Even an iterative implementation is a recursive algorithm if you're using a stack to store nodes; both use O(f) space, where "f" is a function that's "more" than a constant (c is O(f) but f is not O(1)). You might still wind up using less memory with the iterative version if the elements of your stack are smaller than a call-stack frame. If so, you can look into reducing the size of a call stack by using closures, assuming the language supports them.
Iterative algorithms will have O(1) space requirements. Even a recursive implementation can achieve this using tail calls, as Dashogun mentions.
Spend a little time trying to find an iterative algorithm. If you can't find one, I recommend going with the recursive implementation unless you know for certain that you need to handle a recursive structure that (these days) has a depth of at least 213. For a binary tree, that's 2213 nodes, which I very much doubt you'll see.
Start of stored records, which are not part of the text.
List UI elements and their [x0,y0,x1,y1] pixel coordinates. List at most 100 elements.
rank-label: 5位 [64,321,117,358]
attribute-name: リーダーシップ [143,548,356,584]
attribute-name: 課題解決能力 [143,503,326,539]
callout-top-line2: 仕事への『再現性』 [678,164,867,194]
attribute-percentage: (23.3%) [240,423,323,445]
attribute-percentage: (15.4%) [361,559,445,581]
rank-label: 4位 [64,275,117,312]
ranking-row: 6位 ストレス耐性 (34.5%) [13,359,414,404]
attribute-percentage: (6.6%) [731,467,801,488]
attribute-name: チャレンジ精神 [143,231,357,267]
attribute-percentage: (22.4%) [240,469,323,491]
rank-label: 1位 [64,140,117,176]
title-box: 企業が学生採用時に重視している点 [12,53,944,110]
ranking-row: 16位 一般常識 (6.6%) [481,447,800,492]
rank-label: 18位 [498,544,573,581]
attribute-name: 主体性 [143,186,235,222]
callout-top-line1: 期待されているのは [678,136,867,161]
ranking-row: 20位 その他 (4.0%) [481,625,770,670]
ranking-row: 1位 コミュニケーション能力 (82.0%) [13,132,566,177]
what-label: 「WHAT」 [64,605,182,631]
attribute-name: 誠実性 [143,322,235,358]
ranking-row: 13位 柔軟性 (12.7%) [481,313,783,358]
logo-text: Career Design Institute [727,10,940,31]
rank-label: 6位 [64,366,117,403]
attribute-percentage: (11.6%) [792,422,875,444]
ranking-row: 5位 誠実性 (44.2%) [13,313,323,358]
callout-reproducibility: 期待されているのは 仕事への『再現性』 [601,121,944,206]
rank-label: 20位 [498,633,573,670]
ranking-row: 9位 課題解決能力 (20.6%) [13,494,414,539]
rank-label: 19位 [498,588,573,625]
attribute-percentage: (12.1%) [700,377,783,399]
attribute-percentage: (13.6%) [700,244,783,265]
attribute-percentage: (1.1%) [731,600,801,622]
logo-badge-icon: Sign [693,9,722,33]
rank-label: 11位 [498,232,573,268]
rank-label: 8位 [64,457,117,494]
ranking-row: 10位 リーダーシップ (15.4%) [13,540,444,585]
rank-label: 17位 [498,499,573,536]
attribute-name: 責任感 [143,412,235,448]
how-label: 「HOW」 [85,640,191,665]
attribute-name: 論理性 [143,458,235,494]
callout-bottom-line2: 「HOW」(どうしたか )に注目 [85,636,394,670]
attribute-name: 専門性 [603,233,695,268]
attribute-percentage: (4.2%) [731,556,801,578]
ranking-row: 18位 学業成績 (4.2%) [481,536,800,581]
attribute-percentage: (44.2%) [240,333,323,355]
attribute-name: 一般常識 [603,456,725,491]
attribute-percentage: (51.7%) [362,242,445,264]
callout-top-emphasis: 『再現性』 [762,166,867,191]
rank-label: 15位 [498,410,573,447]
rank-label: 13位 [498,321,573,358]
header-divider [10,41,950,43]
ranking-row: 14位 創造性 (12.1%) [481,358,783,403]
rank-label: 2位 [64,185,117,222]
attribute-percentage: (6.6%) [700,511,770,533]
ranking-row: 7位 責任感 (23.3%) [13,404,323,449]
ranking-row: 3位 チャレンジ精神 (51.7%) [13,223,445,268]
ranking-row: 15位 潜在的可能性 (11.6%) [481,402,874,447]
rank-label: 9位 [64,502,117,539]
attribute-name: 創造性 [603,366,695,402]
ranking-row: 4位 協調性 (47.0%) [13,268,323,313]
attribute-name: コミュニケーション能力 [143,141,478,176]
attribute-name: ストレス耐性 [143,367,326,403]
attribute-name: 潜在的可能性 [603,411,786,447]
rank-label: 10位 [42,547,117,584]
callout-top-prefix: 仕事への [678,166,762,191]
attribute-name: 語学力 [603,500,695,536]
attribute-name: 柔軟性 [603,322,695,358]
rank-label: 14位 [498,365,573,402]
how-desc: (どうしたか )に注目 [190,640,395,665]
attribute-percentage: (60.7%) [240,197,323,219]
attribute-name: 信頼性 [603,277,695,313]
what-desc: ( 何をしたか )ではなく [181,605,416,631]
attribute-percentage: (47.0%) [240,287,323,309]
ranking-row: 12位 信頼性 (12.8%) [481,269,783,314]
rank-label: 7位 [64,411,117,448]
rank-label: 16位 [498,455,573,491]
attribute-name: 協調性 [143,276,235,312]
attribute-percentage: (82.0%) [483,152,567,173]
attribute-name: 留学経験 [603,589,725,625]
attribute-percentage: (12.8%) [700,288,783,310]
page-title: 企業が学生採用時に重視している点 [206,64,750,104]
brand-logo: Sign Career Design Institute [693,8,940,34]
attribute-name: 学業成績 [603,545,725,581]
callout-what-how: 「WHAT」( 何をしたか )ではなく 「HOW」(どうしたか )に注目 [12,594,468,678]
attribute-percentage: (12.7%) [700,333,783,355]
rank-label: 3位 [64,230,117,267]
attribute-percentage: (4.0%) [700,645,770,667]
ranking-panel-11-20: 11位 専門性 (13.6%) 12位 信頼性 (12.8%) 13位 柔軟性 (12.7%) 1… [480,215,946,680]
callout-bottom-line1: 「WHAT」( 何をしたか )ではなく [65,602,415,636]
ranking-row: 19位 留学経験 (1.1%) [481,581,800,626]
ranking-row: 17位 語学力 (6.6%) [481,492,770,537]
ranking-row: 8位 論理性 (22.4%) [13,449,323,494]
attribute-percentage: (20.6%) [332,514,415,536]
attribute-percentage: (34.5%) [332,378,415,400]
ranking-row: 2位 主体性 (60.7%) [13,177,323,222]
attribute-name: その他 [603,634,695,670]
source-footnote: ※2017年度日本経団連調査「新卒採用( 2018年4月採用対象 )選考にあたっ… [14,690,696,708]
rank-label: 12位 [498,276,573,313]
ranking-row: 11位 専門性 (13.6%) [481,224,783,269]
(a) Recursion is not bad in itself. However if writing the iterative algo is close in complexity you should use the iterative one. Before commiting to a recursive algorithm some prerequisites apply:
-You should make sure that the recursion depth (and the local variables in the re-entrant functions) will not make you exceed the stack size. For the depth you mentioned used on Windows this would be a problem in very few cases. Additionally you can add a safety check on the height of the tree.
(b) If you are asking about the stack size: I see you use mingw, thus you probably build for Windows. The stack size in Windows is per thread. Have a look here how to setup your reserved and initially commited stack size.
If you are asking about heap memory allocation have a look here. But the short story is that you can use all the memory the system can provide for heap allocations.